You see, Apple has several ways to improve its Maps:
- It can recruit an army of maps specialists and get to work much like Google (GOOG) did, which should produce results in a few years;
- It can try to improve its algorithms, buy more data, and rely on its users to keep on reporting on Maps' problems, though this hardly seems enough when internationally Apple's offering is simply too bad to keep on the market;
- Or finally, and this is the speculative angle, it can go out and buy an established mapping company with a worldwide presence.
So who might be a target?
The first name that comes to mind is Garmin (GRMN).

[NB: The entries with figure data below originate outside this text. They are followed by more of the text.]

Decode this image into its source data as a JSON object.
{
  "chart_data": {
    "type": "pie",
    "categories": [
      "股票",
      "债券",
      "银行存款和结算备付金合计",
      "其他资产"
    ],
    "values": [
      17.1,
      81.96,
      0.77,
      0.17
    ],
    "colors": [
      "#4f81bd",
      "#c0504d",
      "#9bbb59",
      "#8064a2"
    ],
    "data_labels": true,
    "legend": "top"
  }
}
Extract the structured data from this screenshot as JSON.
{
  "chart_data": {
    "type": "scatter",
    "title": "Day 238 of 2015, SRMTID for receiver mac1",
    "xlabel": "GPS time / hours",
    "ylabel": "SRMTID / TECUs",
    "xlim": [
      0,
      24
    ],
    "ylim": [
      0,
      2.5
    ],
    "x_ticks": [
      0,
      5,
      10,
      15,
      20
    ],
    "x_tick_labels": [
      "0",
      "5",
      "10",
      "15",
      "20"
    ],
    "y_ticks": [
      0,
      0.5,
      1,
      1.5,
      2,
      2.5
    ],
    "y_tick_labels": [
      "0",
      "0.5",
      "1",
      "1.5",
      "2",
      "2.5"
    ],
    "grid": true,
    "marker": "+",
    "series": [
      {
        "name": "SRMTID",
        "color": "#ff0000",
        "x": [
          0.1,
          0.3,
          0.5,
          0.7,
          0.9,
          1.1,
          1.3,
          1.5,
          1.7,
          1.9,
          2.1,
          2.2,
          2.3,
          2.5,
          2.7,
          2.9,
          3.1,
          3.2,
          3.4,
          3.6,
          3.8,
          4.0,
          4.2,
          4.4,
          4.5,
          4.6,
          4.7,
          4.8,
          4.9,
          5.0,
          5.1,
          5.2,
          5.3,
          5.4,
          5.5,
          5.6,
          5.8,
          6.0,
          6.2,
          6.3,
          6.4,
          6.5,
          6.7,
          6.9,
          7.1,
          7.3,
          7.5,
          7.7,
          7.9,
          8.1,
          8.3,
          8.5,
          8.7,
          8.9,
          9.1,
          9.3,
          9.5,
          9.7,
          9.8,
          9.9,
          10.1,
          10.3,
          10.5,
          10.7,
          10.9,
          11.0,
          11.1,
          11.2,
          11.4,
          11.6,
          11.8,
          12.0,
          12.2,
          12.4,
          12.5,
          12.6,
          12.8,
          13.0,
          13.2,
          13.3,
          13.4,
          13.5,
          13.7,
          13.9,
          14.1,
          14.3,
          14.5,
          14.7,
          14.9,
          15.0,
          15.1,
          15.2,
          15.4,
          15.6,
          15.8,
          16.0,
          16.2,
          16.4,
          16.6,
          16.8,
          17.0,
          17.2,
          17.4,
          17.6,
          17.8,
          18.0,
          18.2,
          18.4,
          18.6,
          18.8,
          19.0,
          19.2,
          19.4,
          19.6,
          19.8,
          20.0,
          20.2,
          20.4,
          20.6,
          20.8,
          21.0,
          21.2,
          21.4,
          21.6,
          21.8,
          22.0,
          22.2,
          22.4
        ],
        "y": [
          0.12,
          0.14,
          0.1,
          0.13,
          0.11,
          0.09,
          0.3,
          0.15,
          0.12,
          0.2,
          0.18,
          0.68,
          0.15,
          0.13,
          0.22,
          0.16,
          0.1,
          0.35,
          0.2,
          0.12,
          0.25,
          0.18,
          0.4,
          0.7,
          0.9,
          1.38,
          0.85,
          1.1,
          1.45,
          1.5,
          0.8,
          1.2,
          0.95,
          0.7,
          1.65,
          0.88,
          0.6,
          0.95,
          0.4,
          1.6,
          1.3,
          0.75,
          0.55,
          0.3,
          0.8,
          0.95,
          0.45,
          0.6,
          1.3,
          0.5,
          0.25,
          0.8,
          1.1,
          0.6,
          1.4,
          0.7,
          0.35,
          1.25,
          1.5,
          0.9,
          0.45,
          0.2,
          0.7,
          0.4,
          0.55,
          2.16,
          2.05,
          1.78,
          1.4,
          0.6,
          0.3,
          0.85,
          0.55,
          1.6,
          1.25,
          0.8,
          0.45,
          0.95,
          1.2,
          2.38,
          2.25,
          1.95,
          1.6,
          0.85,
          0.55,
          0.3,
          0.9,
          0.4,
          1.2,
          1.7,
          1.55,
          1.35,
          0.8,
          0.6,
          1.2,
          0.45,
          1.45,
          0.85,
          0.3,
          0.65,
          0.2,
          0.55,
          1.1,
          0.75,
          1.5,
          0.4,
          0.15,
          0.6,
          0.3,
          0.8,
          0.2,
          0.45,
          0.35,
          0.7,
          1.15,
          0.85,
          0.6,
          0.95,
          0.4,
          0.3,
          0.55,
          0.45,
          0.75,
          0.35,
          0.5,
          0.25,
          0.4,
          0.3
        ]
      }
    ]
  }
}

It's quoted in the US and carries a $8.2 billion market cap. It would give Apple an instant and decent worldwide presence if Apple chooses to buy it. With Apple's cash hoard, spending a bit over $8 billion wouldn't break the bank, either.
However, Garmin is not alone. Another possible name would be TomTom (TMOAF.PK). Apple is already using some of its data. TomTom has a market capitalization of just around $1.1 billion, which would make for an easier acquisition for Apple. It would probably also allow Apple to offload the entire development of the Maps app over time, simplifying its involvement in what promises to be a very labor intensive endeavor.
Finally, among other possibilities, Apple could perhaps also find a decent Map supplier in Thales (THLEF.PK), which is Paris-quoted and has a market cap of around $7 billion. Of course, were Apple to be interested, it would be interested only on Thales' mapping expertise, and not its aerospace defense components.
Apple's mapping travails might well produce some speculation in these and other names. Still, the most likely path will still be for Apple to slug it out, trying to push up its Maps offering up to parity with Google's and Nokia's (NOK) through a lot of in-house effort.
Still, for those more speculatively inclined, this thesis cannot be dismissed, especially if the stocks in question show any kind of upward movement.
A bit of caution
As Apple and others encroach more and more into the navigation market, these companies - which can now be acquisition targets - will see their markets being eaten away by the free Maps offerings in smartphones and tablets. So longer term, these mapping companies face huge headwinds from this trend.
Some of the headwinds might be mitigated by the migration of these companies towards integrated solutions (in automobiles, etc), but still, this negative trend cannot be ignored. Any long speculation on these acquisition rumors is nothing but temporary.